Devil take me. He'd managed to flub it. "We were... isolated."
"Um...." The taller man muttered. "You, uh, don't talk about it, do you?"
"No one else has asked." A truth he was mostly grateful for, but at the same time, it kept him apart from everyone else, not fitting in anywhere, in between two worlds where neither felt as if it was truly his own. Then again, it seemed like most of the people he'd met since coming to Seatte, most of the people outside, didn't much care about anyone else.
"Well... I mean, do you want to talk about it?" Gabe wasn't much for words. He'd already spoken more to Zadkiel than he ever needed to with anyone else and he wasn't quite sure how to explain that he didn't want to push. Not without actually spelling it out.
He turned it over in his mind. Did he? Should he? Were the answers to the two questions the same? There didn't seem to be any harm in this man, and he was just a cook. He wasn't likely to bring any kind of authorities down on his home, his family... No, not his home. It kept coming back to that, and the question of loyalty to a place that showed him none, with only a few exceptions. He didn't know anything about this stranger, and he was making assumptions about the goodness of him, or at least the fact that he seemed innocuous.
"I don't know," Zadkiel said finally.
"Maybe we should talk about something else then." Gabe shoved his hands in his pockets, glancing up into the sky. "Um... looks like it's gonna rain. Yep." That was followed by a laugh, half at himself for resorting to the weather.
"It always looks like it's going to rain," Zadkiel pointed out, smiling a little. "I suspect the weather is a less interesting topic here than anywhere else."
"You never went to Utah, did you?" Gabe grinned. "At least they've got volcanoes." He stopped in front of a small cafe with a tattered sign reading "Dingo Baby," blinked, then kept on walking.
"No. I've only ever been in Oregon and here." He frowned slightly. "What was wrong with that place?" His stomach was starting to growl quite loudly.

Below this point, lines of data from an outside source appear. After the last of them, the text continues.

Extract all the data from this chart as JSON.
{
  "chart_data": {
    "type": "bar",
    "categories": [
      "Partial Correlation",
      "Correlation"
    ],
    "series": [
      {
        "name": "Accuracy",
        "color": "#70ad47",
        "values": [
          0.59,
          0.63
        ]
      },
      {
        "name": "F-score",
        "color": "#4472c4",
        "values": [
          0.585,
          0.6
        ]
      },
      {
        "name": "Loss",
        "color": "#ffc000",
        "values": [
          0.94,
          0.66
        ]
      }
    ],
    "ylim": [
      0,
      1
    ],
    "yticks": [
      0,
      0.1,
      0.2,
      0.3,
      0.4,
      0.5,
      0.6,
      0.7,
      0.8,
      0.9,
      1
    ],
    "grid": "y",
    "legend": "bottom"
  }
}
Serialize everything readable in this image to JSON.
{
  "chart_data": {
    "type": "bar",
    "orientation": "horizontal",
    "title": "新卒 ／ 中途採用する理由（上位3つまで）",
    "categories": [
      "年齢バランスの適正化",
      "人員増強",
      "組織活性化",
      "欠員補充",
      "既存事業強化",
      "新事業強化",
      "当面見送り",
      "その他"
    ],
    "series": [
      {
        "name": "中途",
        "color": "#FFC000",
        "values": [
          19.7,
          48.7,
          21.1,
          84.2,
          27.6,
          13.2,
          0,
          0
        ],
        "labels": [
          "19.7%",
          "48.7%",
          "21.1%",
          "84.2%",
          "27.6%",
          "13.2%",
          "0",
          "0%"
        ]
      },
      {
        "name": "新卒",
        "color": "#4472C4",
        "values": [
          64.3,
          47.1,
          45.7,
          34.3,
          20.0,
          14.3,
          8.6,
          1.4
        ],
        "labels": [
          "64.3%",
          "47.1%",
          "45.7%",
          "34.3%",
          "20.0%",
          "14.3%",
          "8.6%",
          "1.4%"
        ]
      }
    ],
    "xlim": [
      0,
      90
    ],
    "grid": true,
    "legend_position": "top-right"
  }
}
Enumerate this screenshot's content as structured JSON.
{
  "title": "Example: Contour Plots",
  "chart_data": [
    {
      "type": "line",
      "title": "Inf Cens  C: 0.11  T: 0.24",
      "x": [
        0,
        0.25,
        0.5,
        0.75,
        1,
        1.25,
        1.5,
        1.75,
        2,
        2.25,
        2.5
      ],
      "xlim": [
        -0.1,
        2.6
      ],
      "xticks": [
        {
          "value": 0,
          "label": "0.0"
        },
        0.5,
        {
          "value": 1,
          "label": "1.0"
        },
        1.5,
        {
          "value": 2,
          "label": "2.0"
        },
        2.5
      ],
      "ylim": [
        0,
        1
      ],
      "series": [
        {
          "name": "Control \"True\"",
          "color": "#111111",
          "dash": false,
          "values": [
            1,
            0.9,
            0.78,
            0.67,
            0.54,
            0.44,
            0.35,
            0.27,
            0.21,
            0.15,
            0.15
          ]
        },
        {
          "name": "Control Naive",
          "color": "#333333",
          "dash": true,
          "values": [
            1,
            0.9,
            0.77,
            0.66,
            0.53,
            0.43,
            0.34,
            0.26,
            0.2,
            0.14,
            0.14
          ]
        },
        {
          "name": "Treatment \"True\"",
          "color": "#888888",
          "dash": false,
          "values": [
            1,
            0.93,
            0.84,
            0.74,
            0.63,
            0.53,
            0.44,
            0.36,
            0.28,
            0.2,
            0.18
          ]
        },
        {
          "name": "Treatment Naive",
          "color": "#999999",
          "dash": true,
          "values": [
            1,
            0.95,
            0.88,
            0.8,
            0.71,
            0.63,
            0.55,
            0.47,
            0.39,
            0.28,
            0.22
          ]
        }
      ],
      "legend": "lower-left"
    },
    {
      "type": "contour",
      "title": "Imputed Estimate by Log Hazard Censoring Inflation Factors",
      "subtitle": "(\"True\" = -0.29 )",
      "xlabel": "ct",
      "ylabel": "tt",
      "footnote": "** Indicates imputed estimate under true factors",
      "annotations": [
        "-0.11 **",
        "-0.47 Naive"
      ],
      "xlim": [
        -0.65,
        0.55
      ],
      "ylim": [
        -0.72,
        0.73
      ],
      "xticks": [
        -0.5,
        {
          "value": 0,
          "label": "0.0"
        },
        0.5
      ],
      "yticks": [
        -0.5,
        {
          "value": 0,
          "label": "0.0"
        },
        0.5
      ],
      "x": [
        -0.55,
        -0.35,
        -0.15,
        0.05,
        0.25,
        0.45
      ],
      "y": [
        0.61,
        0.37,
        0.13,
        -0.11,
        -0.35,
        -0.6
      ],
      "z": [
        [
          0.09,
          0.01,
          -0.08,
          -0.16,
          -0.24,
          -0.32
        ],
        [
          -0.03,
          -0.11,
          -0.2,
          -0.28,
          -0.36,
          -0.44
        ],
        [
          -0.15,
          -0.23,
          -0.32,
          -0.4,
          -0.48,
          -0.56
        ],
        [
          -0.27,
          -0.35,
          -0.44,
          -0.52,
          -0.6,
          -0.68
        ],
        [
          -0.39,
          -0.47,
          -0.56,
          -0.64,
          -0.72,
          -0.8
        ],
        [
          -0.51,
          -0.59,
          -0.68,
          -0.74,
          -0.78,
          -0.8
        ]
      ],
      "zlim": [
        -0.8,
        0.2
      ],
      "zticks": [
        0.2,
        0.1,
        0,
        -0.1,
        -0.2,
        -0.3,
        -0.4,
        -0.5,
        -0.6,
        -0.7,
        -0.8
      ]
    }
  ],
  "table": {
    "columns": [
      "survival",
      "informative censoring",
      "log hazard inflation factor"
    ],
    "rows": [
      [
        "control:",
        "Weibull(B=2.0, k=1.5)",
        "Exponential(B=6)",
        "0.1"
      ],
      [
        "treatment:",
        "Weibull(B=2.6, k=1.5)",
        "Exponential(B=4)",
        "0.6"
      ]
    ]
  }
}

"I think they serve uhh... never mind." Gabe jabbed a finger one block up. Oregon? He was trying to think of what was in Oregon that could explain Zadkiel. After deciding Oregon alone could explain Zadkiel, he added, "Do you like dog? That place two blocks down has the freshest stuff in town."
Zadkiel shuddered expressively. "How about chicken? Does anywhere in this God-forsaken place serve chicken?" He didn't use the term lightly. "Otherwise, I might just decide to head home and see if any of my groceries are left." Except now he was so turned around he didn't have any clue which way home even was.
"Pretty sure they'll sell you something that tastes like chicken?" Gabe offered.
He sighed. "Never mind." He would have to ignore his stomach. Figuring out which direction home lay in was more important. Stupid of him to follow this man blindly into neighborhoods he didn't know. They'd mostly gone in a straight line, at least, so he ought to be able to find his way back. He turned to look behind him, frowning.
Gabe wasn't as stupid as he sometimes seemed. He sighed and turned.
"Come on, I can get you back there." His feet led Zadkiel down the strip of sidewalk, ignoring the roar of a car as it passed. He wasn't sure how to read the sigh - then again, he so rarely tried to make friends. Normally, people just grabbed him and pulled him into the circle to fill some sort of a space. He wasn't sure how, or if, he should do the same.
Once they were back at the intersection where he had originally run into Gabe, Zadkiel stopped. "I can find my way from here," he said. "Thank you."
"Yeah. Um. Sure." He wasn't sure what had just happened, exactly. "Hey... uh, it was nice meeting you." He meant it, strangely, and it showed in the friendly grin that followed.
"You as well," Zadkiel replied, but there was no answering smile. "Perhaps we'll meet again." He wasn't sure if he wanted to or not. The conversation, the almost connection that he held himself back from, that they both did, he thought, made him feel lonelier than before.